Deep Learning in Medical Imaging VI

Deep Learning for Precision Medicine. Courtesy of GE Medical

Training a FCN-8s with Caffe on a custom CT dataset

In this post, I will demonstrate how to train a fully convolutional network (FCN) to segment subcutaneous adipose tissue found in computed tomographic (CT) abdominal images using the Caffe deep learning framework.

In Chapter IV, I presented a tutorial on how to train a fully convolutional neural net (i.e. FCN-8s) for the segmentation of anatomical regions of interest (ROI) from CT images using NVIDIA’s Deep Learning GPU Training System (DIGITS). DIGITS uses Caffe under the hood for its FCN segmentation models and is an outstanding prototyping tool as it enables users to optimize the training of complex AI models with a minimal learning curve. I say minimal in comparison to the relatively steep learning curve associated with popular deep learning frameworks such as Caffe or Tensorflow.

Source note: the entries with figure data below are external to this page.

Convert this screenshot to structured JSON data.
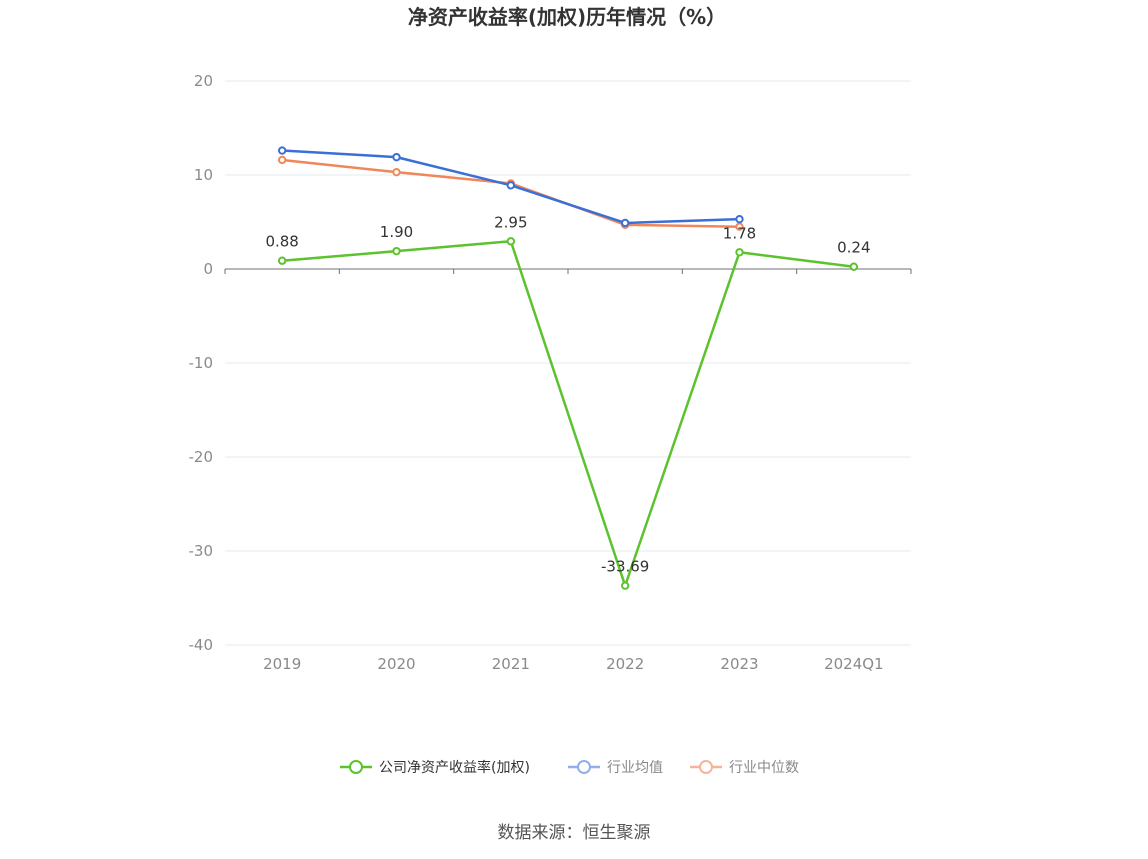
{
  "chart_data": {
    "type": "line",
    "title": "净资产收益率(加权)历年情况（%）",
    "categories": [
      "2019",
      "2020",
      "2021",
      "2022",
      "2023",
      "2024Q1"
    ],
    "ylim": [
      -40,
      20
    ],
    "yticks": [
      20,
      10,
      0,
      -10,
      -20,
      -30,
      -40
    ],
    "grid": true,
    "legend_position": "bottom",
    "series": [
      {
        "name": "公司净资产收益率(加权)",
        "color": "#5cc22e",
        "values": [
          0.88,
          1.9,
          2.95,
          -33.69,
          1.78,
          0.24
        ],
        "labels": [
          "0.88",
          "1.90",
          "2.95",
          "-33.69",
          "1.78",
          "0.24"
        ]
      },
      {
        "name": "行业均值",
        "color": "#3a6fd8",
        "values": [
          12.6,
          11.9,
          8.9,
          4.9,
          5.3,
          null
        ]
      },
      {
        "name": "行业中位数",
        "color": "#f0875a",
        "values": [
          11.6,
          10.3,
          9.1,
          4.7,
          4.5,
          null
        ]
      }
    ]
  },
  "legend": {
    "colors": [
      "#5cc22e",
      "#8fb0ec",
      "#f5b49a"
    ],
    "text_colors": [
      "#333333",
      "#888888",
      "#888888"
    ]
  },
  "source": "数据来源：恒生聚源"
}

AI researchers obviously have to master the tools of their trade. However, the goal of AI research is to develop optimized learning models in a finite time. AI prototyping tools are invaluable as they foster ease of experimentation with various deep neural networks (DNN) including their associated model parameters and optimization algorithms. In my opinion, we are going to need a whole lot more of them in the years to come…

However, DIGITS was not ideal for running inference testing to predict ROI segmentation on new CT images. That is, if I wanted to feed my trained FCN-8s a new CT image to segment, I had to use the DIGITS web interface. DIGITS displays the results on its web interface but I could find no option to download the predictions to a local drive for further analysis. I would have to train the model the old fashioned way. Enter Caffe.

From the Caffe website: Caffe is a deep learning framework made with expression, speed, and modularity in mind. It is developed by Berkeley AI Research (BAIR) and by community contributors. Caffe provides many tools and demos for the design and implementation of deep neural nets and can be run on either CPU or GPU hardware. Simply put, if you want to be part of the deep learning revolution, mastering Caffe (and other deep/machine learning frameworks and libraries) is a must. However, most deep learning tutorials redundantly show how to use Caffe on publicly available, curated image datasets. What if you want to train your model on your own imaging data? What if you wish to add your own customized Python Caffe layer to your neural network? What if you wish to modify your FCN to segment one class of objects instead of 1000? What follows is a quick and dirty tutorial that will answer the aforementioned questions. Clinical significance, data augmentation techniques, and FCN-8s’s transfer learning component were already discussed in Chapter IV:

Creating an LMDB from a Custom Dataset

A Lightning Memory-Mapped Database (LMDB) is a high-performance transactional databases with a key-value store architecture and is one of several data model options that Caffe utilizes. LMDB’s software library creates memory-mapped files from custom image and label data providing favorable I/O performance for large datasets. Fortunately Caffe comes standard with a handy executable called convert_imageset that to converts training data into an LMDB. Alternatively, Python has a handy LMDB library if you wish to write your own converter.

Caffe’s default convert_imageset has optional flags such as shuffle that are frequently used for object classification and detection. However, they are not necessary for this pixel-wise FCN segmentation task. The training and validation data were resized during data preprocessing obviating the need for the resize_height and resize_width flags. This particular FCN-8s requires grayscale labels necessitating the convert_imageset’s gray flag.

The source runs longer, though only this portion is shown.